The search along the gradient direction is not giving a minimum:

  • max_cycles may be unreasonably large. Mostly, one needs multiple cycles in a non-linear refinement in which the effects of parameter changes are inter-dependent. There are other cases where where is little inter-dependence and the refinement will approximate linear. Examples would include refinement of groups that are well separated. In these cases, refinement should be complete in very few cycles, with random directions thereafter.
  • option:min_improvement or min_grad might be set to levels too low, requiring a precision that is not possible. Note that there are several approximations. For example, movement in atoms may change which grid points are being used, and therefore a non-smooth change in the objective function.

Credits

This is a new implementation of theory laid out in Chapman 1995, programmed by Michael Chapman.

Form factor tables have been modified from the CCP4 and TNT distributions. Andrew Trzynkaa assisted in programming methods to read the form factors.

Libraries used in rigid-group and torsion angle optimizations were programmed by Brynmor K. Chapman. Van der Waal’s restraints have been programmed by Leo Selker.

This new implementation relies heavily on experience gained with earlier rsref.c and C++ programs, to which several former members of the Chapman lab contributed: Eric Blanc, Zhi (James) Chen, Andrew Korostelev, Felcy Fabiola and Olga Kirillova.

Citations

Publications and database entries should acknowledge use of RSRef by citing [Chapman-1995] and [Chapman-2013].
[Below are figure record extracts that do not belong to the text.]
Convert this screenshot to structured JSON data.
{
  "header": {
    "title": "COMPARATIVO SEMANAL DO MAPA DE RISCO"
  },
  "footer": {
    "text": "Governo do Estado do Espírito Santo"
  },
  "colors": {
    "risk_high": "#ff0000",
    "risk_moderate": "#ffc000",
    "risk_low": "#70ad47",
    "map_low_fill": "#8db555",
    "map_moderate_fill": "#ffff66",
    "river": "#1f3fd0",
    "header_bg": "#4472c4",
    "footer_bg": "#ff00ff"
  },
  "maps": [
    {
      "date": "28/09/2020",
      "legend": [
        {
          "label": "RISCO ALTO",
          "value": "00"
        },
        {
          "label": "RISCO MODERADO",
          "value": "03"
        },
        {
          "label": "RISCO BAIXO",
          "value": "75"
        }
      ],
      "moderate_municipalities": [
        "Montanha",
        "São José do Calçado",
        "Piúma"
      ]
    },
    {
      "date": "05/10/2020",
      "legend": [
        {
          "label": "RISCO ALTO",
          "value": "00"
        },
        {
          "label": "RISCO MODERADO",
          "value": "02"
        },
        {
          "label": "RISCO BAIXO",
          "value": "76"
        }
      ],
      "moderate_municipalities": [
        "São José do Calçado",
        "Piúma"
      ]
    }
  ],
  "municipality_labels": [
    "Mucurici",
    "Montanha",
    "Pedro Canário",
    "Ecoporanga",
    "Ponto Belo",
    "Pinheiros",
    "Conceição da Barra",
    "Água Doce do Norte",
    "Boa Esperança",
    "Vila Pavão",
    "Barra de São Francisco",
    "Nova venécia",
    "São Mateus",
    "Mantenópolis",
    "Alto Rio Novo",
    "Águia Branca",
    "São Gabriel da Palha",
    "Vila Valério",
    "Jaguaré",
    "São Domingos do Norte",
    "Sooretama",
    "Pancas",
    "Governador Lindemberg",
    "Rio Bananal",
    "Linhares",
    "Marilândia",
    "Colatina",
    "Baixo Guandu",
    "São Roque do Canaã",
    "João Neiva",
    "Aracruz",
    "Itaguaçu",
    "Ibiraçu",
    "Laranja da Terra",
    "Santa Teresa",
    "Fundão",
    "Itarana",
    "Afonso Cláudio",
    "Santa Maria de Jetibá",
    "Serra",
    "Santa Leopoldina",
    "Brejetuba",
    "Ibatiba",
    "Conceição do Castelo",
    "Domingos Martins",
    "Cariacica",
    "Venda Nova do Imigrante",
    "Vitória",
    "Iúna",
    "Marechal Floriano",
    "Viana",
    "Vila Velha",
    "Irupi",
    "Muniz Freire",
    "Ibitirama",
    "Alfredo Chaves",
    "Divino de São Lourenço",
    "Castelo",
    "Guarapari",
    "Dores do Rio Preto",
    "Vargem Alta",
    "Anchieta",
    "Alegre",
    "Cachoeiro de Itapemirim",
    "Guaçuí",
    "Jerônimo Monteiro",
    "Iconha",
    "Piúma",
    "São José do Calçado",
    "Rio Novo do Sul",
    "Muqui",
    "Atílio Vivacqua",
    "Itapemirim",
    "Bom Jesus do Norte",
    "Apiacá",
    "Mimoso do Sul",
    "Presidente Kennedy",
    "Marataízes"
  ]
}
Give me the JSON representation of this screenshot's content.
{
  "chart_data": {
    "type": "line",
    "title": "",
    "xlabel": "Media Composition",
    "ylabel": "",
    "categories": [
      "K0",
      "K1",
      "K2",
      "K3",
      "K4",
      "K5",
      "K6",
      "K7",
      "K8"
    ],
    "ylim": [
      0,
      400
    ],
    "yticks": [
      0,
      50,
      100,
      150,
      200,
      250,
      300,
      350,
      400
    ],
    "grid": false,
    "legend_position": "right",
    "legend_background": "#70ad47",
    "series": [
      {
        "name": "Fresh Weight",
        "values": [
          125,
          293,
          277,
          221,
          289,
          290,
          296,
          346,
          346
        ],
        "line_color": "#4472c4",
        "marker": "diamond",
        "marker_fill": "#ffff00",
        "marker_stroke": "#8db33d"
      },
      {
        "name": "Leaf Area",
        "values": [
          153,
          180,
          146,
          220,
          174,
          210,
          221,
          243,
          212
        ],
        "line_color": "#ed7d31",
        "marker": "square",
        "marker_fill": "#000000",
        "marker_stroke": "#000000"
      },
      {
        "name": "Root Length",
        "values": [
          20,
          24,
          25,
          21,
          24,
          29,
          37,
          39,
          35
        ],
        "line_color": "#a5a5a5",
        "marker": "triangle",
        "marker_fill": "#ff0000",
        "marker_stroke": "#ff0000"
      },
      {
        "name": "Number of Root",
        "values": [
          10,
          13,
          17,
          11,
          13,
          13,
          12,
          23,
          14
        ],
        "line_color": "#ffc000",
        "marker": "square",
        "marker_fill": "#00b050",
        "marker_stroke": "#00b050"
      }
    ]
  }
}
[Chapman-1995]Chapman, M. S. Restrained Real-Space Macromolecular Atomic Refinement using a New Resolution-Dependent Electron Density Function. Acta Crystallographica A51, 69-80 (1995).
[Chapman-2013]Chapman, M. S., Trzynka, A., and Chapman, B. K. (2013) Atomic modeling of cryo-electron microscopy reconstructions - Joint refinement of model and imaging parameters, J Struct Biol 182, 10-21.

Changed in version 0.5.0: 2/18/15, converted to reStructuredText from Epydoc.

Changed in version 0.1: 12/10/10 Start.